The WASP program was discontinued in 1944. At the last graduation ceremony of the last training class, Gen. Henry “Hap” Arnold, commanding general of the U.S. Army Air Forces, said he hadn’t been sure “whether a slip of a girl could fight the control of a B-17 in heavy weather.” But he said, “It is on the record that women can fly as well as men.”
Nadine Ramsey, like every one of these patriotic women, loved flying, loved the country and wanted to be a part of the war effort, just as did other men and women in uniform and the people at home working to provide services and materials necessary to defeat the Japanese and the Axis powers.
During the time these women were serving, they released their male counterparts to head overseas for combat duty, they flew almost every type of military aircraft (including the B-26 and B-29 bombers) and even towed targets for ground and air gunners who were training with live ammunition. They thought they would become part of the military for their service rather than being disbanded after two years. Nadine was one of only 26 of the WASPs to fly the P-38 fighter aircraft.

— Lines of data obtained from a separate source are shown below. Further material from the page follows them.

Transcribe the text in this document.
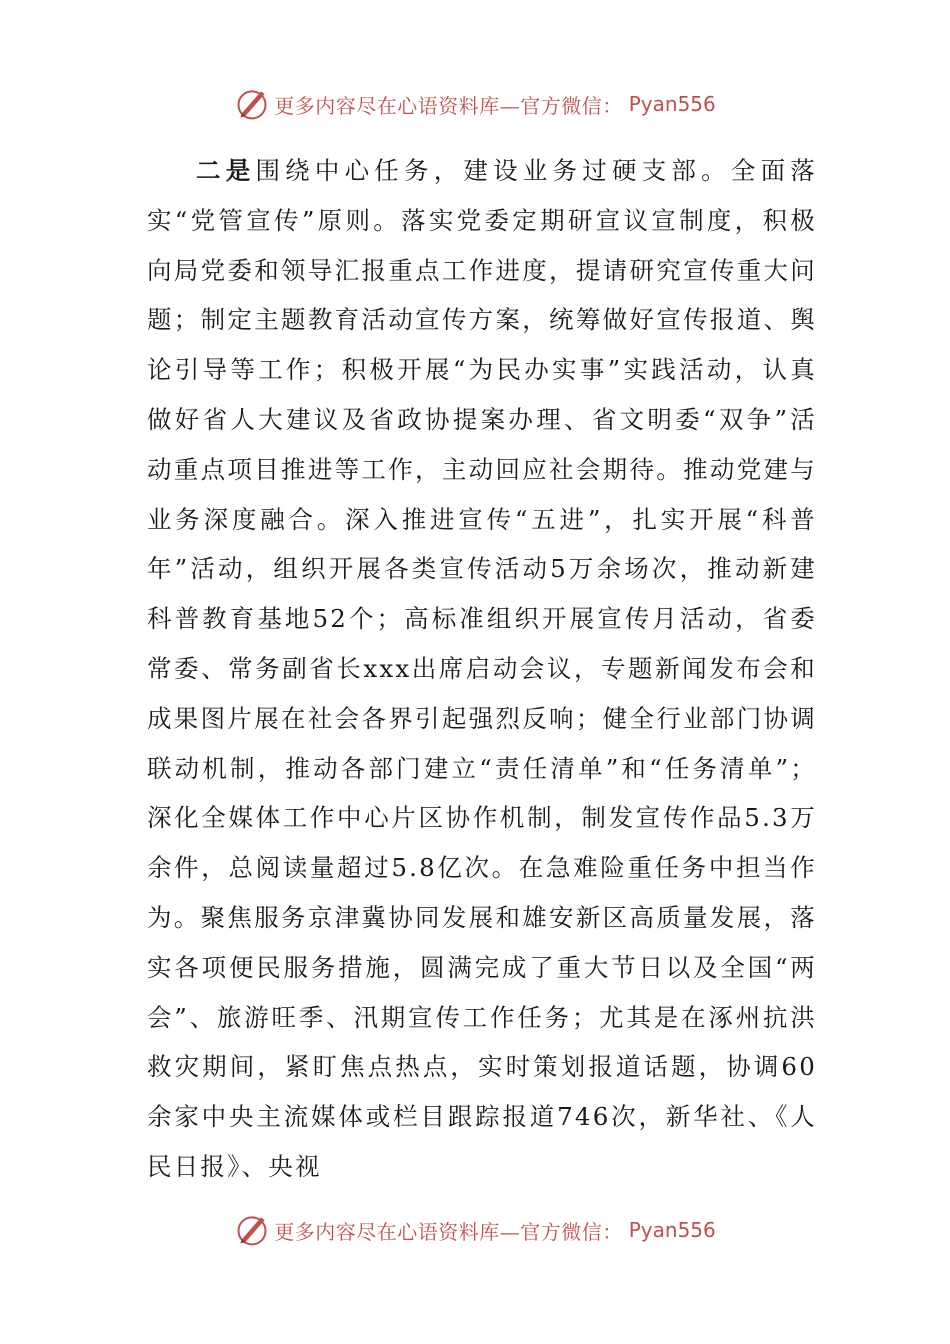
更多内容尽在心语资料库—官方微信： Pyan556

二是围绕中心任务，建设业务过硬支部。全面落实“党管宣传”原则。落实党委定期研宣议宣制度，积极向局党委和领导汇报重点工作进度，提请研究宣传重大问题；制定主题教育活动宣传方案，统筹做好宣传报道、舆论引导等工作；积极开展“为民办实事”实践活动，认真做好省人大建议及省政协提案办理、省文明委“双争”活动重点项目推进等工作，主动回应社会期待。推动党建与业务深度融合。深入推进宣传“五进”，扎实开展“科普年”活动，组织开展各类宣传活动5万余场次，推动新建科普教育基地52个；高标准组织开展宣传月活动，省委常委、常务副省长xxx出席启动会议，专题新闻发布会和成果图片展在社会各界引起强烈反响；健全行业部门协调联动机制，推动各部门建立“责任清单”和“任务清单”；深化全媒体工作中心片区协作机制，制发宣传作品5.3万余件，总阅读量超过5.8亿次。在急难险重任务中担当作为。聚焦服务京津冀协同发展和雄安新区高质量发展，落实各项便民服务措施，圆满完成了重大节日以及全国“两会”、旅游旺季、汛期宣传工作任务；尤其是在涿州抗洪救灾期间，紧盯焦点热点，实时策划报道话题，协调60余家中央主流媒体或栏目跟踪报道746次，新华社、《人民日报》、央视

更多内容尽在心语资料库—官方微信： Pyan556
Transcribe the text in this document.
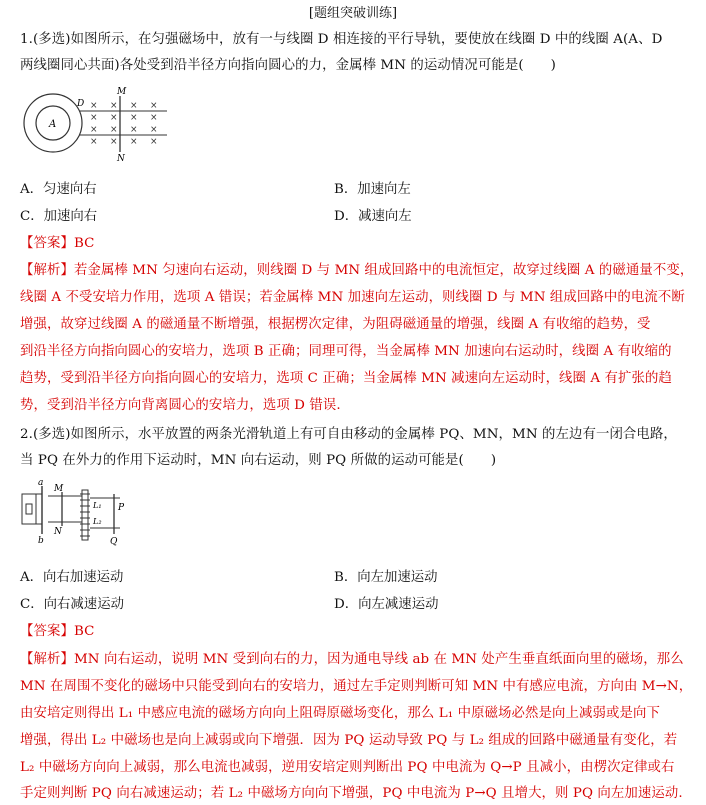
[题组突破训练]
1.(多选)如图所示，在匀强磁场中，放有一与线圈 D 相连接的平行导轨，要使放在线圈 D 中的线圈 A(A、D
两线圈同心共面)各处受到沿半径方向指向圆心的力，金属棒 MN 的运动情况可能是(　　)
A
D
M
N
× × × ×
× × × ×
× × × ×
× × × ×
A．匀速向右	B．加速向左
C．加速向右	D．减速向左
【答案】BC
【解析】若金属棒 MN 匀速向右运动，则线圈 D 与 MN 组成回路中的电流恒定，故穿过线圈 A 的磁通量不变，
线圈 A 不受安培力作用，选项 A 错误；若金属棒 MN 加速向左运动，则线圈 D 与 MN 组成回路中的电流不断
增强，故穿过线圈 A 的磁通量不断增强，根据楞次定律，为阻碍磁通量的增强，线圈 A 有收缩的趋势，受
到沿半径方向指向圆心的安培力，选项 B 正确；同理可得，当金属棒 MN 加速向右运动时，线圈 A 有收缩的
趋势，受到沿半径方向指向圆心的安培力，选项 C 正确；当金属棒 MN 减速向左运动时，线圈 A 有扩张的趋
势，受到沿半径方向背离圆心的安培力，选项 D 错误.
2.(多选)如图所示，水平放置的两条光滑轨道上有可自由移动的金属棒 PQ、MN，MN 的左边有一闭合电路，
当 PQ 在外力的作用下运动时，MN 向右运动，则 PQ 所做的运动可能是(　　)
a
b
M
N
L₁
L₂
P
Q
A．向右加速运动	B．向左加速运动
C．向右减速运动	D．向左减速运动
【答案】BC
【解析】MN 向右运动，说明 MN 受到向右的力，因为通电导线 ab 在 MN 处产生垂直纸面向里的磁场，那么
MN 在周围不变化的磁场中只能受到向右的安培力，通过左手定则判断可知 MN 中有感应电流，方向由 M→N，
由安培定则得出 L₁ 中感应电流的磁场方向向上阻碍原磁场变化，那么 L₁ 中原磁场必然是向上减弱或是向下
增强，得出 L₂ 中磁场也是向上减弱或向下增强．因为 PQ 运动导致 PQ 与 L₂ 组成的回路中磁通量有变化，若
L₂ 中磁场方向向上减弱，那么电流也减弱，逆用安培定则判断出 PQ 中电流为 Q→P 且减小，由楞次定律或右
手定则判断 PQ 向右减速运动；若 L₂ 中磁场方向向下增强，PQ 中电流为 P→Q 且增大，则 PQ 向左加速运动.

Only a few of these women were able to get piloting jobs after the WASP was disbanded. After the war, commercial airlines would only hire them as stewardesses, not as pilots. Originally stationed at Love Field in Dallas, Texas, with the WASP, Nadine had asked to be transferred to Long Beach Army Air Base in California and was able to stay on as an attaché to the Sixth Army Ferrying Group.

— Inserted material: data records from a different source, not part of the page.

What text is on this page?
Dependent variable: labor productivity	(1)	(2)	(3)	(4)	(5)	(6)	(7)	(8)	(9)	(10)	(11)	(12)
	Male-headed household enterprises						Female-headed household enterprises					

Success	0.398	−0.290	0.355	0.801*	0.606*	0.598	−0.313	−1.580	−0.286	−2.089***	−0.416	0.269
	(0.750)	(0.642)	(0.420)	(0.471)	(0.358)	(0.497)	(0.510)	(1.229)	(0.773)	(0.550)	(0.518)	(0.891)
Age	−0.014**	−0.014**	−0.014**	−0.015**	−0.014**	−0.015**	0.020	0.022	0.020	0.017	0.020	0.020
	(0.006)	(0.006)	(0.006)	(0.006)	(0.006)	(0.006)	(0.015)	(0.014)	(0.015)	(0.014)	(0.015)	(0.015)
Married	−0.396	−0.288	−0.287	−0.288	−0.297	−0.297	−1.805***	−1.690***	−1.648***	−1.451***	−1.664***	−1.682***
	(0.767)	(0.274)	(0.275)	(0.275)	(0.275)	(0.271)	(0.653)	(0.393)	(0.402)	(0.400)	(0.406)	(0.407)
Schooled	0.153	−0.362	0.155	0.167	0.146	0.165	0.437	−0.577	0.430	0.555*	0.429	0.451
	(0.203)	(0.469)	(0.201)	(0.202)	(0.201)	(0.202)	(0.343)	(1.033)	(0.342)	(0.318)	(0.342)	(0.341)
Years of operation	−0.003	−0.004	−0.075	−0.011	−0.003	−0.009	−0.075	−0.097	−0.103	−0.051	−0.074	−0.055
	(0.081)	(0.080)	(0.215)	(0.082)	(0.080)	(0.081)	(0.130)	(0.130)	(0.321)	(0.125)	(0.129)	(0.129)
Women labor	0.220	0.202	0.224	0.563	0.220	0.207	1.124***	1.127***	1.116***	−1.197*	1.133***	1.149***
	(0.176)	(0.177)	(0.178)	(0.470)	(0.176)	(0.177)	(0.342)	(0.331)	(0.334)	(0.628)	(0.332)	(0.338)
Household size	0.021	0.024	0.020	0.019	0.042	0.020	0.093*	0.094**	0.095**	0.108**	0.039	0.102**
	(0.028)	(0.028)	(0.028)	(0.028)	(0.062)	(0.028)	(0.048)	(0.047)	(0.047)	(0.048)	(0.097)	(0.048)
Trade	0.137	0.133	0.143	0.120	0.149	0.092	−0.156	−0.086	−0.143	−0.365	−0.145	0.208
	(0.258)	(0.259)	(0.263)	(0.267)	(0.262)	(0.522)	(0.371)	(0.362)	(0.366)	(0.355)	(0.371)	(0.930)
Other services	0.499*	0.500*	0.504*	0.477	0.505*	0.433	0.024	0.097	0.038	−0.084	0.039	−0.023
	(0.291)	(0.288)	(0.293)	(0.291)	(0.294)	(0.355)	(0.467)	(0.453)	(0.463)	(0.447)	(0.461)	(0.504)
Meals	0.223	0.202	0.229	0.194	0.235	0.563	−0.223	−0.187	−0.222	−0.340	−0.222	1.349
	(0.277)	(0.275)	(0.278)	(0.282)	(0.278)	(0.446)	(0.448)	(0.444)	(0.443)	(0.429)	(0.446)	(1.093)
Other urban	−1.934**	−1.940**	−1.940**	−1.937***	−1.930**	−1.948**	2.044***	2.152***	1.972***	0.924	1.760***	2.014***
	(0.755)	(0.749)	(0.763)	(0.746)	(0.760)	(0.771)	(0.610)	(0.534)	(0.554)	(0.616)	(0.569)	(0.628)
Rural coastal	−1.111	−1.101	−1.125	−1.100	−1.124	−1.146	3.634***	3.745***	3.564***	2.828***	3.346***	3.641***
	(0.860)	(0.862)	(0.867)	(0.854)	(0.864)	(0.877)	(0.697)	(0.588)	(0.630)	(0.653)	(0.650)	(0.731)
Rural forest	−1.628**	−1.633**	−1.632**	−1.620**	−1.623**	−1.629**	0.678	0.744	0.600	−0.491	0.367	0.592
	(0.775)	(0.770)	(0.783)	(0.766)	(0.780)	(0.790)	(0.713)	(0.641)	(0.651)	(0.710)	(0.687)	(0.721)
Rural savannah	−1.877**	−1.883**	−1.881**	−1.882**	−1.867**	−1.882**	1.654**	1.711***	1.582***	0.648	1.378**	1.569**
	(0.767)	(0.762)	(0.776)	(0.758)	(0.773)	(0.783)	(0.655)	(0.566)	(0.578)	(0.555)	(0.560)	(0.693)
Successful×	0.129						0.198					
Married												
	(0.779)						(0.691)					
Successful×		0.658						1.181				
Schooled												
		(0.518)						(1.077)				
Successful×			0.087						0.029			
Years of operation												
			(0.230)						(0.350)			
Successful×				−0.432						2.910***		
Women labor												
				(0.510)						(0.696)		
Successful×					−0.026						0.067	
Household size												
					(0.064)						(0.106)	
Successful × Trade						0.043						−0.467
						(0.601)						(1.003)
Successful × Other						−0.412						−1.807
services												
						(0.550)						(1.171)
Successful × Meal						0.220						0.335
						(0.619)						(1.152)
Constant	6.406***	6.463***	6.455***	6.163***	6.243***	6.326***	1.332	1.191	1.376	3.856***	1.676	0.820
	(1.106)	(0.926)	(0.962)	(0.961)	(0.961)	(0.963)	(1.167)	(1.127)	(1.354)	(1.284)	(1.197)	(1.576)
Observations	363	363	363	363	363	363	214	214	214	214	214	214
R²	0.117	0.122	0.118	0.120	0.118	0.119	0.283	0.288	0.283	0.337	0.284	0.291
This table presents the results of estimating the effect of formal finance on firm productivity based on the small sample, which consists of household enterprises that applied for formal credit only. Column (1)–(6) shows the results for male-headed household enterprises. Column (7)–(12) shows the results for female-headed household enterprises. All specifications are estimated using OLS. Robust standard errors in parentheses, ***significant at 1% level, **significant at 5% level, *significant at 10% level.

In the late 1960s, the WASP started to have reunions, and the women began to fight for military recognition. That status was finally granted in 1970. It had taken years before the Air Force allowed women to fly. They finally received the Congressional Gold Medal, the highest civilian honor, when President Barack Obama signed the bill awarding the honor. By that time, many of the pilots had died. Nadine died in 1997.

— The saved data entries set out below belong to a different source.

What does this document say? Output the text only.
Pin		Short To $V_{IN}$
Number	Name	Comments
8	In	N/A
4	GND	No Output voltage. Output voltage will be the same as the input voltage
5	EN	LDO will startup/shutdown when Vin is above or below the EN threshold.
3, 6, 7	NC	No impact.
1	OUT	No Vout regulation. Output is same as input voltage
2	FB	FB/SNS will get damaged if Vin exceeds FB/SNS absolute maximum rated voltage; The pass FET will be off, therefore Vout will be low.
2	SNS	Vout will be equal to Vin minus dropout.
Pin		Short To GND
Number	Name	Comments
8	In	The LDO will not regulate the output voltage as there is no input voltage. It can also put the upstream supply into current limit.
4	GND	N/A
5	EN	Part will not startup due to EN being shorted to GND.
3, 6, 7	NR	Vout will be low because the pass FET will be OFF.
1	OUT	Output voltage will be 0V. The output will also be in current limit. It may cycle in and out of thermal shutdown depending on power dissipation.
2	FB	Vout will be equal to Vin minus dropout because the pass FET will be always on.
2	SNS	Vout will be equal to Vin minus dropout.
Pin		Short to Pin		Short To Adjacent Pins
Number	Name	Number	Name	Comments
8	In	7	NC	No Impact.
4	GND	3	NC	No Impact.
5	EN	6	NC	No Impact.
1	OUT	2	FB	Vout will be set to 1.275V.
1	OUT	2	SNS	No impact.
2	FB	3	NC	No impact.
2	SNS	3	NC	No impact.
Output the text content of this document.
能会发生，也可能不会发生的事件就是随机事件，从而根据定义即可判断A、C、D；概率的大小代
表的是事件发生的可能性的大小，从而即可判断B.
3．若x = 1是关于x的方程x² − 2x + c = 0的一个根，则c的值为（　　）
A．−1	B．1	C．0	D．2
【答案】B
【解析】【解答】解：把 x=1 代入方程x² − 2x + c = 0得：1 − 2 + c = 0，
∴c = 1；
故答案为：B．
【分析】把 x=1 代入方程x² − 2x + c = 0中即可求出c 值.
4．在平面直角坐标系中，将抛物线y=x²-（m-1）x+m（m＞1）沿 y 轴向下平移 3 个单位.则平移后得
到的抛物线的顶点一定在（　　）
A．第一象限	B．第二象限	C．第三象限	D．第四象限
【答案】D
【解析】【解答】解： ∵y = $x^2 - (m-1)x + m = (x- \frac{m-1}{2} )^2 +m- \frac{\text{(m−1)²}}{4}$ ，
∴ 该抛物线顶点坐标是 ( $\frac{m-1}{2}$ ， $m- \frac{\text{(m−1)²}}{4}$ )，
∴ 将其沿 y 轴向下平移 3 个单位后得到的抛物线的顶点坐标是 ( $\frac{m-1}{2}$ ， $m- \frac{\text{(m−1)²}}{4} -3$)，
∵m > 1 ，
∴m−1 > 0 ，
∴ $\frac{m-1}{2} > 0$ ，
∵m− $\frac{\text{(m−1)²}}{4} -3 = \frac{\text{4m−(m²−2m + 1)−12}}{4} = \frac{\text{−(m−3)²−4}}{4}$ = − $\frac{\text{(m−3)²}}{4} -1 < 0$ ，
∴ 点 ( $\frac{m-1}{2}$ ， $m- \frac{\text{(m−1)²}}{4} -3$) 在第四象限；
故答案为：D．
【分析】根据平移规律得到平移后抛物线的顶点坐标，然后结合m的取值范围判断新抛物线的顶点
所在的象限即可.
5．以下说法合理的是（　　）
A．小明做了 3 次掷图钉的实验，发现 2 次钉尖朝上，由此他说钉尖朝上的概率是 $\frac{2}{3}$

Edwin died in 2013. He had been an Army officer since the early 1940s, was stationed in the Philippines when the Japanese attacked there at the same time Pearl Harbor was bombed and was living his own story. He had led the last cavalry charge of the American Army in military history, for which he received a Silver Star, and then disappeared in the Philippine jungle countryside with others who refused to surrender. He became the leader of some 40,000 guerilla fighters until the Japanese surrendered. They placed a $100,000 bounty on him because of the guerillas’ success in fighting the Japanese Army and the relevant intelligence he was able to send to Gen. Douglas MacArthur in Australia.
Weighing less than 100 pounds when MacArthur and the American Army returned to the Philippines, Edwin was later awarded the Distinguished Service Cross by MacArthur and went on to a successful career in civilian life with Hughes Aircraft and his own company. In retirement, he wrote a memoir, “Lieutenant Ramsey’s War,” and after his death in 2013, a documentary, “Never Surrender: The Ed Ramsey Story” was filmed for which his widow served as executive producer.
Ed had always said that Nadine “had more guts than I ever had,” and a book should be written about her. Her story is the story of women’s fight for equal treatment as pilots and how these women overcame discrimination and contributed greatly to the war effort. Nadine continued flying after the war and purchased her own P-38 (which had cost $15,000 to build), for $1,250. She performed in the piston-engined fighter plane in an acrobatic show in Phoenix and ended up featured in Life magazine in an article heralding her “as the only woman in the world to own one of her own.”
There’s much more to this book about her family and this amazing woman and those she flew with during the war. It’s a book that clearly shows that women are quite capable of doing exactly what men do and deserve equal treatment.